Queer Places:
Café Jay, W Channel Rd & Chautauqua Blvd, Los Angeles, CA 90402

Jay de Laval was a gay designer with a long career as a con-man in California. He had a reputation for tasteful decorating. He designed the interior of Villa Amanda, Lennie Newman was a boyfriend of Jay de Laval and assistant chef in his restaurant during the 1940s. De Laval was a friend of William "Bill" Caskey before Christopher Isherwood met Caskey, and also of Ben and Jo Masselink.

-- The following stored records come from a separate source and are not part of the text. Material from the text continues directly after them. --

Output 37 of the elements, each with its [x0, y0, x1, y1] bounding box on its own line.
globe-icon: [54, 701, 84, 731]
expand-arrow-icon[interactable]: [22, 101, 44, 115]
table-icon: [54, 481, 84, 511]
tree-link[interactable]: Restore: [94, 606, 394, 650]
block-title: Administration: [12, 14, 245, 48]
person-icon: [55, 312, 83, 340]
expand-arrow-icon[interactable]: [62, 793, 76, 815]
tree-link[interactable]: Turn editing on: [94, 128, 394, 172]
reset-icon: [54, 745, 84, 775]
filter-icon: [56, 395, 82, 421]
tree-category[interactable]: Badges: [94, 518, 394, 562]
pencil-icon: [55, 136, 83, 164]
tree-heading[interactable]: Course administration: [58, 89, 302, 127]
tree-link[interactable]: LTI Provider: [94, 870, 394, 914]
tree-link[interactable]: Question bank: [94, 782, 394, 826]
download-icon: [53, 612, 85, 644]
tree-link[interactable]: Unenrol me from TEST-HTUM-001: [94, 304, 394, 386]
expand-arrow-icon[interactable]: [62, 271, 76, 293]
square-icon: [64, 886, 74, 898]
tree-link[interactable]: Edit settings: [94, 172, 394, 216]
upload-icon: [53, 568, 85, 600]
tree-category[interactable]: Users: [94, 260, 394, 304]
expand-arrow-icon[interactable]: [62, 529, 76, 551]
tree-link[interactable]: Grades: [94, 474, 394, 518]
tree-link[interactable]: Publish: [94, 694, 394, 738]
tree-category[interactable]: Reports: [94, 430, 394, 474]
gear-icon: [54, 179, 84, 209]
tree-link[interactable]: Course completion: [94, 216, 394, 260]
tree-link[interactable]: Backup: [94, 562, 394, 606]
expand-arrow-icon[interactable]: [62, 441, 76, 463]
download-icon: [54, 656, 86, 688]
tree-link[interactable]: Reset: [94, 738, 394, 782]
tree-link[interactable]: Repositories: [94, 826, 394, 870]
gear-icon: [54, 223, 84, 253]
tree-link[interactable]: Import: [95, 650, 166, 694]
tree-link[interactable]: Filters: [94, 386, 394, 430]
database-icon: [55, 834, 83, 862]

Jay de Laval was a friend of Denham Fouts and very much a part of the Santa Monica Canyon circle. In the mid-1940s he opened a small French restaurant, Café Jay, on the corner of Channel Road and Chautauqua in Santa Monica. Café Jay was a restaurant by the ocean, with excellent food. Jay's was a charming place-tiny, artistically decorated-and always packed. It was a favorite dining place of Greta Garbo. She came in early for dinner one night before she went to Europe, looked around, and said to Jay, "Where are all the celebrities?"

Jay had a vague reputation for being crooked. Later on, it was said that he had had to leave California to avoid arrest; this was after he had settled in Mexico. But, when you tried to find out exactly what he had done that was illegal, it seemed that he hadn’t gone much beyond running up big bills and then failing either to pay them or return the merchandise. He was also, obviously, a bit of a con man. It was easy to imagine him using his considerable charm to get money out of rich old women; his role as the Baron de Laval was probably related to this.

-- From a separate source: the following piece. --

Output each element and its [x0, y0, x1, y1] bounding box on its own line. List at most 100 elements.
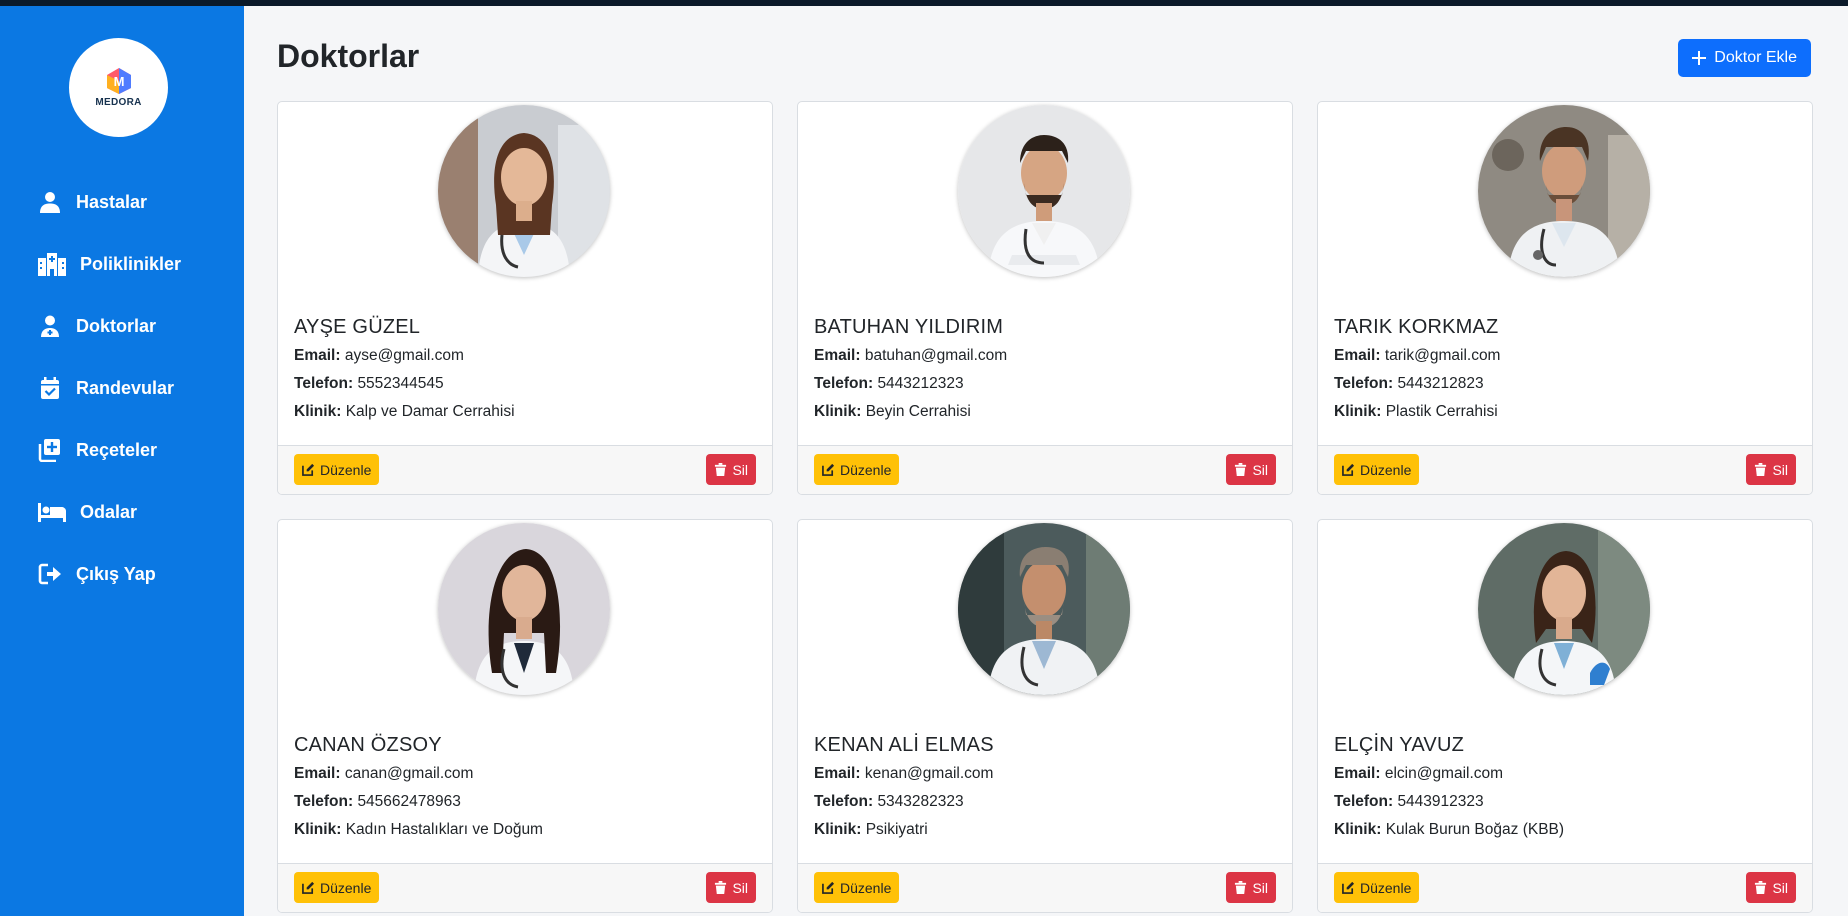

Jay was large and well built, though inclined to plumpness. He was very blond (maybe artificially) and he had big blue eyes. His eyes didn’t sparkle like Collier’s, they stared. Despite their seeming boldness, they revealed nothing inward. Jay was all on the surface, all smiles and gossip and camp. It was only when he laughed loudly that you got a hint of madness.

He was not only a very good cook but a marvellous host. He could take you into the kitchen and fix a meal for you both without ever losing the thread of the conversation or making you feel awkward because he was doing all the work. He was also, it seems, a marvellous seducer. Christopher Isherwood knew of this only at second hand, of course; he wouldn’t have dreamt of going to bed with Jay and Jay certainly didn’t want it. But the testimony of half a dozen boys who had had sex with Jay and then talked about it to Christopher was quite impressive. Most of them had been literally seduced––they hadn’t wanted to do it but Jay had made them like doing it. “It was crazy,” one of them told Christopher; and another said, “He made me feel beautiful.” Jay himself, when congratulated by Christopher on his conquests, said modestly, “It’s quite simple––you just have to start doing all kinds of things to them, all at once, before they realize what’s going on.”

Jay de Laval opened another restaurant in the Virgin Islands, and in 1950 he was briefly in charge of the Mocambo in Los Angeles. Eventually he left California, settled in Mexico, and opened a grand restaurant in Mexico City in the early 1950s. There he also planned interiors with the Mexican designer Arturo Pani, and advised airlines on food, creating a menu for Mexico Air Lines and crockery for Air France. He divided his time between Mexico City and a condominium in Acapulco.

Mexico City attracted international gay visitors between the 1940s and 1960s, with its cultural life, low cost of living, the intelligentsia’s leftist orientation, and the city’s architectural beauty. Some international visitors settled permanently. Foreign homosexuals found opportunities in couture and design, including milliner Henri de Châtillon, furniture designer Emmett Morley Webb and restaurateur and designer Jay de Laval. Earl Sennett, an instructor at Mexico City College in the 1940s and 1950s, directed the Mexico City Players, a theatrical troupe that included political dissidents like John T. Herrmann.

Modern style represented the values and stability to which the middle class aspired, and offered clean lines and high-quality natural finishes. Gay interior designers such as Arturo Pani (with Jay de Laval) and Webb were also in great demand among the gay elite. Posh gays competed to outdo each other in their homes’ expressions of originality, taste and elegance. Composer Gabriel Ruiz and physician Elías Nandino constantly re-upholstered and reappointed their homes, fighting over the best tradesmen and decorators; Nandino’s one-upmanship went so far as to use fishbowls – with live fish – as lampshades.